The foregoing summary is not intended as a model direction but as a guide to the substance of what was required in this case.” (My emphasis.)
Subsequent cases reveal however, that this “guide” (not to be confused with a “direction”, “warning” or “comment”) has assumed the status of a parliamentary enactment.
Nor do the judges definitively spell out the difference between a “direction”, “warning” and a “comment”. These are things that each trial judge has to determine in the light of the circumstances of each particular case, bearing in mind that a lot of these cases will require bits and pieces of each of Longman, Vonarx and Kilby.
And there’s the rub for the new Prez. As long as the superior courts conduct these ex-post facto assessments examining what a trial judge has or hasn’t said in excruciating detail, the court of appeal can look forward to heaps more work in sex cases speculating about what juries might or might not have understood by trial judges’ “directions”, “warnings” or “comments”.

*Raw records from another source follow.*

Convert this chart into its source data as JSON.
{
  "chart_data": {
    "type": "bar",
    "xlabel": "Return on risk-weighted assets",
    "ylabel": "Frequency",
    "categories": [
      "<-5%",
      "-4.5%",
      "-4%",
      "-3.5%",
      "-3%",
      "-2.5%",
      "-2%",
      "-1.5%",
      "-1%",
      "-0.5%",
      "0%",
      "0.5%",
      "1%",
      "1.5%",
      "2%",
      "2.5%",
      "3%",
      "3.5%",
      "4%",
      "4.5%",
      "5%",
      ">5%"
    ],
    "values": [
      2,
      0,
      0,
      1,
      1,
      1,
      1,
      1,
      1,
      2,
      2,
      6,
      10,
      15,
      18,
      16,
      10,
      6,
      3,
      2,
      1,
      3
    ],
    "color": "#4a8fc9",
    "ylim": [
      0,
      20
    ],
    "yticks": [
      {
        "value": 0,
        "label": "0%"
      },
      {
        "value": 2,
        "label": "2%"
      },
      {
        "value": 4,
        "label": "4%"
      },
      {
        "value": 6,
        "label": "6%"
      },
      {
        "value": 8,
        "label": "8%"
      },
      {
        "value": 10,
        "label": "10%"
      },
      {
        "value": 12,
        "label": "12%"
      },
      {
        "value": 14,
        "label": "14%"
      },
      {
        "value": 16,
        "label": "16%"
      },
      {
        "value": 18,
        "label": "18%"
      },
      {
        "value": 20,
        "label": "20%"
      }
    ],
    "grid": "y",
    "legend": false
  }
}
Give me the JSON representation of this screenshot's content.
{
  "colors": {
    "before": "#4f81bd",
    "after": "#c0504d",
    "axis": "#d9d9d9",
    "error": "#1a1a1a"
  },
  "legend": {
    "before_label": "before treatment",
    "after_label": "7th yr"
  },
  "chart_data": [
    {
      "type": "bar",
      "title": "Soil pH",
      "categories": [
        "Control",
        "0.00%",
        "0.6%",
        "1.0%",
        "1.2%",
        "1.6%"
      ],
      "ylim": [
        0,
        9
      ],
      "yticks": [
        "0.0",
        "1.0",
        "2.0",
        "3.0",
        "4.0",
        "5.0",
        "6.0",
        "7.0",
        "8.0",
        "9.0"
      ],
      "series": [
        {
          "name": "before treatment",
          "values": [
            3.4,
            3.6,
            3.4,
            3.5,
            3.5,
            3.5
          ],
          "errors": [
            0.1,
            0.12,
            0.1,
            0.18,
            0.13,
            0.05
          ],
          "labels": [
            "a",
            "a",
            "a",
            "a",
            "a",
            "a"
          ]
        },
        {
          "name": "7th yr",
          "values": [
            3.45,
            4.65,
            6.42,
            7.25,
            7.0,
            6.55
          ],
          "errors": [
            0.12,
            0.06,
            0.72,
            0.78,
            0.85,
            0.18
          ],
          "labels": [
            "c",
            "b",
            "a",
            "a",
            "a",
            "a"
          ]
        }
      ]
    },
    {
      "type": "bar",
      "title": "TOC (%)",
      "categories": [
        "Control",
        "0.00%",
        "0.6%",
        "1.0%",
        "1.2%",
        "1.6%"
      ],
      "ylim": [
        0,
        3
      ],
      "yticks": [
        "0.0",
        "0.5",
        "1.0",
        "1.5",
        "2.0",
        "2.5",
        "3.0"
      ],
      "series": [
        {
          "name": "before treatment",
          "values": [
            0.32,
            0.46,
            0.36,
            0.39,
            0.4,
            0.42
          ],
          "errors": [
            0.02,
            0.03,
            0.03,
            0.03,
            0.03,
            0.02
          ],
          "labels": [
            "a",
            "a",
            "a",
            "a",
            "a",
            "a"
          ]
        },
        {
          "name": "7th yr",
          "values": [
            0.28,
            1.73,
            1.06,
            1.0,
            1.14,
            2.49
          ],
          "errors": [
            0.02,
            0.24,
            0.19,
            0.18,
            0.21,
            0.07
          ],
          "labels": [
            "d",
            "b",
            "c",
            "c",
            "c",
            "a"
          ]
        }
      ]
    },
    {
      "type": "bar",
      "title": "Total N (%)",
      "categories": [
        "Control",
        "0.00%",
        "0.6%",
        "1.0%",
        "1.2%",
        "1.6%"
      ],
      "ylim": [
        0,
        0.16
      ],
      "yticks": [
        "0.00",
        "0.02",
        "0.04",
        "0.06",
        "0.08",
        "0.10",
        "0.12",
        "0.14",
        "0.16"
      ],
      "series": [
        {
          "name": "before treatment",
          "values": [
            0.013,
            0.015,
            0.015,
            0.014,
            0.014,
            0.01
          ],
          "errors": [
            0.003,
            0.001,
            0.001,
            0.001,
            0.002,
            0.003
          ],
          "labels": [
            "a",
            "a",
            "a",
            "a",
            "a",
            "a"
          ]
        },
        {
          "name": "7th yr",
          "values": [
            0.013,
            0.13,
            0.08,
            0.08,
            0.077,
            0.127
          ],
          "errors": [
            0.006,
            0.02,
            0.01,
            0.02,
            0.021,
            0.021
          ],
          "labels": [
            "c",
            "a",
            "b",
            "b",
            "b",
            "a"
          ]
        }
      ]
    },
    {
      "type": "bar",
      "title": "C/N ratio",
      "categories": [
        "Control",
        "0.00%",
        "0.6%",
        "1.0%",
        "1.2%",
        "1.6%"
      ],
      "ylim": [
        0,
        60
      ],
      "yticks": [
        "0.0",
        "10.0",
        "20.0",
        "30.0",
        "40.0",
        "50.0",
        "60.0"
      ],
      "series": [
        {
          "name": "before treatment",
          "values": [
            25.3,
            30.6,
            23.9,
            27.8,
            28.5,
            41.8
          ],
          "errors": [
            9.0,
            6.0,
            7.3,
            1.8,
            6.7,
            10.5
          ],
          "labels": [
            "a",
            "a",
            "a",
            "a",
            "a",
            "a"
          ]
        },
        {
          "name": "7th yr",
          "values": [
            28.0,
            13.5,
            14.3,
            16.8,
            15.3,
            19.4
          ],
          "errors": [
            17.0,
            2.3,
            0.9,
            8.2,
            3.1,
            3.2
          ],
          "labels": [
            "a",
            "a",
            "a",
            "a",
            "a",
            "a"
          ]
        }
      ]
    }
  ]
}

Perhaps the real cause of the problem might be the judicial system’s (mostly blokes) rearguard efforts to undermine a modest statutory rebalancing of the forensic tension between complainants (mostly women and kids) and accused persons (mostly blokes). But that is purely my conjecture.
The Prez is reported as saying that although “he has never looked a jury in the eye”, he is a fast learner. If things don’t change in the near future the only certain thing in this area of the law is that President Maxwell will have plenty of cases upon which to base his learning.